Приведенные определения рисуют преступление как нарушение «объективного» права. Но тем же формализмом отличаются и определения буржуазных криминалистов, которые говорят о преступлении как о нарушении «субъективного права», как о вмешательстве в правовую сферу[9], вторжении в сферу свободы другого лица (Цахариэ).
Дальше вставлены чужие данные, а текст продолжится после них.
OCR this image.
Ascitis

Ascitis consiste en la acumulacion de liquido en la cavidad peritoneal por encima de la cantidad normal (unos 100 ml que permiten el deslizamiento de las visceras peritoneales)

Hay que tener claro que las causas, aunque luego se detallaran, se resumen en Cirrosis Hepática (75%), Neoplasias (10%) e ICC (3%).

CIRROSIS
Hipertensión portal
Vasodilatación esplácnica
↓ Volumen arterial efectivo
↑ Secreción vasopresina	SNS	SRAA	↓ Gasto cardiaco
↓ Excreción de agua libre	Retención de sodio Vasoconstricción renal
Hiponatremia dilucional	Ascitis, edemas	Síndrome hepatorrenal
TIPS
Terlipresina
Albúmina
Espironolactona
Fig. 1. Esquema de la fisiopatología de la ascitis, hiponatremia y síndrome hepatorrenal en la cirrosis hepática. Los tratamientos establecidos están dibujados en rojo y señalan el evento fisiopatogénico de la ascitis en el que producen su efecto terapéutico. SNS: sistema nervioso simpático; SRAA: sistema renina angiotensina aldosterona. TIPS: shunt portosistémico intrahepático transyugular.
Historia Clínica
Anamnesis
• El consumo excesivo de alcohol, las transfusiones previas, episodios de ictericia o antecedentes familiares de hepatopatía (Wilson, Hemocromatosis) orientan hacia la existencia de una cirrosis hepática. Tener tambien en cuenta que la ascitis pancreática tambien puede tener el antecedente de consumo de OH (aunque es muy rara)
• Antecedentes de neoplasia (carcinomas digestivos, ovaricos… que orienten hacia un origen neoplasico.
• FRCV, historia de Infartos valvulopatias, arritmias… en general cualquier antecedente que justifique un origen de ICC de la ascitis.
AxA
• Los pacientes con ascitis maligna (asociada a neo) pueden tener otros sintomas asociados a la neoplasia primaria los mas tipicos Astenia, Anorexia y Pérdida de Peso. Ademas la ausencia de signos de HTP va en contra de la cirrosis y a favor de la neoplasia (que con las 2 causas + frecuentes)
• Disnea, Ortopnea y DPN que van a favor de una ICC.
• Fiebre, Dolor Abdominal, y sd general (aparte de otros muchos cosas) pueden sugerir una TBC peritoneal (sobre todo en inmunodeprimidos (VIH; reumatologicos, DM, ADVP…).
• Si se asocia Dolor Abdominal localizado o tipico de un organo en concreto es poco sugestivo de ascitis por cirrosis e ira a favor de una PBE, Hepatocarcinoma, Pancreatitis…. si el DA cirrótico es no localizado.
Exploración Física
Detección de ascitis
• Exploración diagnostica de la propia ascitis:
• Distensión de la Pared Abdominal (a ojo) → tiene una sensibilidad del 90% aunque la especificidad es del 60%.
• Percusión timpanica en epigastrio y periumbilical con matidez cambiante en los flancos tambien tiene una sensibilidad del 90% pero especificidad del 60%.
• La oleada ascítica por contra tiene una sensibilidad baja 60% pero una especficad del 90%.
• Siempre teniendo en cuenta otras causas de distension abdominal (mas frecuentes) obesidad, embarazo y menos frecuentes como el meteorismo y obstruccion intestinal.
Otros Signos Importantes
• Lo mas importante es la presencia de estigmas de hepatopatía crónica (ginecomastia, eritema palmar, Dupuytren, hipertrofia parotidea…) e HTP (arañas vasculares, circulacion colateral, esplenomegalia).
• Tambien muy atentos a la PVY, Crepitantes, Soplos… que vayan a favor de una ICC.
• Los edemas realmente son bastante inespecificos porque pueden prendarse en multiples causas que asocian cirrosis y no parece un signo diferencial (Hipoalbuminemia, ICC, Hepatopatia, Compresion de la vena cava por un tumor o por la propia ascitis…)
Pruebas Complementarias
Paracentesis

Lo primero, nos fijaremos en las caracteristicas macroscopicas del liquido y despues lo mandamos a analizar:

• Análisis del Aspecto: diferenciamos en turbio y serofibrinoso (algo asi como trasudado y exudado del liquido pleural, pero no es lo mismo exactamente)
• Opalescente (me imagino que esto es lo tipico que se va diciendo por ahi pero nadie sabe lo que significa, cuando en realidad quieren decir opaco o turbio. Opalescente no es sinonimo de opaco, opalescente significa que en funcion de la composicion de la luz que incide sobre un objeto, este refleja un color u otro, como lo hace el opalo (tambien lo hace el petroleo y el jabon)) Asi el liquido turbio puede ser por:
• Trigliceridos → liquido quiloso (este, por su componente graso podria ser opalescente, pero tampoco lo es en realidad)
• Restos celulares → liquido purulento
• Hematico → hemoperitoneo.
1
Эти определения особенно характерны для уголовного права буржуазии на заре капиталистического строя и в эпоху промышленного капитализма, когда уголовное право было проникнуто индивидуализмом, когда для идеологии буржуазии было характерным подчеркивать значение «личности» свободного товаровладельца и его «неотъемлемых» субъективных прав. Такое гипертрофирование частноправового начала в уголовном праве в ущерб публично-правовому решительно отвергается буржуазными теоретиками в эпоху империализма и фашизации уголовного права, становящегося на защиту «интересов государства» против отдельных лиц[10]. Разумеется, в действительности порочность этих определений лежит в другом — в подмене интересов господствующего класса, нарушаемых преступлением, якобы интересом и правом отдельного, к тому же вне класса взятого лица. Фашистская концепция этой подмене только противопоставляет другую — «внеклассовая» отдельная личность подменяется «надклассовым» государством.

Пытаясь использовать положения классической школы для обоснования фашизации уголовного права империалистических государств, фашисты-неоклассики и в определении преступления идут по пути, проторенному классической школой. Так Зауэр разграничивает задачу «построения понятия преступления, где должен применяться «безусловно строго логический метод», от задачи выяснения «вопроса о происхождении преступления». В этом последнем случае «путь должен быть избран другой — психологический, генетический, исторический»[11]. Зауэр отбрасывает вопрос о происхождении преступления в полном согласии с тем основным положением, что уголовное право не лежит в области причинно связанных явлений, и ограничивает свою задачу построением чисто абстрактного понятия преступления, сознательно стараясь возможно больше отдалиться от реальности для того, чтобы «охватить чистую идею, чистую сущность преступления»[12]. В результате Зауэр определяет преступление как «виновную тяжкую несправедливость (неправду, Unrecht), познаваемую в действующем законодательстве через нарушение состава преступления»[13]. Связь абстрактного понятия преступления с реальной действительностью, поскольку она нужна для практической деятельности буржуазного суда, по Зауэру, осуществляется в указанных кодексами составах преступления, т. е. по существу преступлением является «деяние, запрещенное законом под страхом наказания», «материальным» же содержанием преступления должна служить «тяжкая несправедливость». Как найти признаки этой «тяжкой несправедливости»? На этот вопрос Зауэр дает очень расплывчатый ответ: «Когда несправедливость «особо тяжела», так, что требуется наказание, нельзя определить абсолютно, а только по взгляду практического ценителя… Кто же этот ценитель? Для определения реального понятия это — законодатель, который устанавливает свои составы преступления, для определения идеи — это наука уголовного права, которая создает свои понятия»[14]. Но, как видим, «наука» уголовного права в «создании своих понятий» не в состоянии пойти дальше ссылки на законодателя, т. е. дальше плоской, ничего не объясняющей тавтологии — «преступление есть наказуемое деяние»[15]. «Расцвет» неоклассической мысли возвращается к тому исходному положению, в котором находились некогда «классики», не удовлетворявшиеся ссылкой на закон и ставившие перед собою задачу определить, что же такое преступление в своей «сущности».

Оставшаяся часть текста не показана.